A friend asked me what I thought of Tapscott's translation of Neruda.

Love, how often I loved you without seeing-
without remembering you-
not recognizing your glance, not knowing you, a gentian
in the wrong place, scorching in the hot noon,
but I loved only the smell of the wheat.

Or maybe I saw you, imagined you lifting a wineglass
in Angol, by the light of the summer's moon
or were you the the waist of that guitar I strummed
in the shadows, the one that rang like an impetuos sea?

I loved you without knowing I did; I searched to remember you.
I broke into houses to steal your likeness
though I already knew what you were like. And, suddenly,

when you were there with me I touched you, and my life
stopped: you stood before me, you took dominion like a queen:
like a wildfire in the forest, and the flame is your dominion.

This is from Neruda's 100 Love Sonnets translated by Stephen Tapscott of course.

I have to admit that any sort of analysis, either of poetry or prose, makes me squirm. I'd rather take things as they are and not dissect them. But I am fascinated by the art of translation.

I think a translation is best viewed as an original work of its own, an inspired variation of the source. A good translation is one that stands well on its own. The "best" translation may not even be the most faithful. A faithful attempt might be too literal, too grounded in the original phrasing, too clunky.

That said, there is not much to discuss when Neruda writes, as he does in another poem, "Beso a beso recorro tu pequeno infinito,/tus margenes, tus rios, tus pueblos diminutos" and it is translated as "Kiss by kiss I travel your little infinity,/your borders, your rivers, your tiny villages." That is almost word for word, rendered strong and succinctly.

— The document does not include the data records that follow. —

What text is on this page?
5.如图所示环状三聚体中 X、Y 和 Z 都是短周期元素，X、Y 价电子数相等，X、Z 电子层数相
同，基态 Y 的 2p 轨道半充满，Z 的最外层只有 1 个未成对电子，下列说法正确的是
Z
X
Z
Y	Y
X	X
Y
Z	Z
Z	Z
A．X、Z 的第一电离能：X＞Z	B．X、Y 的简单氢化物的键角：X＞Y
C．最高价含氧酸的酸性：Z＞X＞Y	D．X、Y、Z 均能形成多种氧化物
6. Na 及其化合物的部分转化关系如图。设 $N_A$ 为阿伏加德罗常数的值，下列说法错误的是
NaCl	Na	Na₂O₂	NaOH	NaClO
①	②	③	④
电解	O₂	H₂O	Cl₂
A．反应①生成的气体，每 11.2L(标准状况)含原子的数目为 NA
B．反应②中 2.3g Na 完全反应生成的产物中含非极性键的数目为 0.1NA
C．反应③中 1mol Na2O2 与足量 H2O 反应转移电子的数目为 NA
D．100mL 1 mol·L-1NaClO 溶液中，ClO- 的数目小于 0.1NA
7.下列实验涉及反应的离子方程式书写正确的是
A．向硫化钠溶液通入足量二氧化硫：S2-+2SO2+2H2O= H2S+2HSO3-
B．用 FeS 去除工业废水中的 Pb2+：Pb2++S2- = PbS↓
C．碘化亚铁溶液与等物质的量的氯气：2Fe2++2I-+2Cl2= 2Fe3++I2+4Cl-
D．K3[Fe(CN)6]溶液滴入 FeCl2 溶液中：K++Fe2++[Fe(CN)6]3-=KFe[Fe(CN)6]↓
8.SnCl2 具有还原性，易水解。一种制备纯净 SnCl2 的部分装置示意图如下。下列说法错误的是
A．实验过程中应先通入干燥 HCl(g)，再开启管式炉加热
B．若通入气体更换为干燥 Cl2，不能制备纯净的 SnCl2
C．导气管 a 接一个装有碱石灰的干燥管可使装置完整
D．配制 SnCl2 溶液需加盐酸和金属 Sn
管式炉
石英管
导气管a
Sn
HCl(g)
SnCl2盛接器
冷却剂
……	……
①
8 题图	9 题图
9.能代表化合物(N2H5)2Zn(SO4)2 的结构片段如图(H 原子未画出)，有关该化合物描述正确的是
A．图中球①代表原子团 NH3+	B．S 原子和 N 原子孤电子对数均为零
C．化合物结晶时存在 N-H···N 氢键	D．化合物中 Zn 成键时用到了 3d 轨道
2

In the poem up top though it might be surprising to learn that the phrase "I broke into houses to steal your likeness" can be translated literally (by me) from the Spanish as "In the empty houses I entered with a lantern to steal your portrait"

Here, Tapscott has made some alterations. Neruda didnt explicitly say he was breaking in to the houses but it is implied. The original "retrato" means "portrait" to me but "likeness" may in fact fit in better with the overall theme. Sacrifices have also been made to render a translation which sounds smooth in the rhythms of english.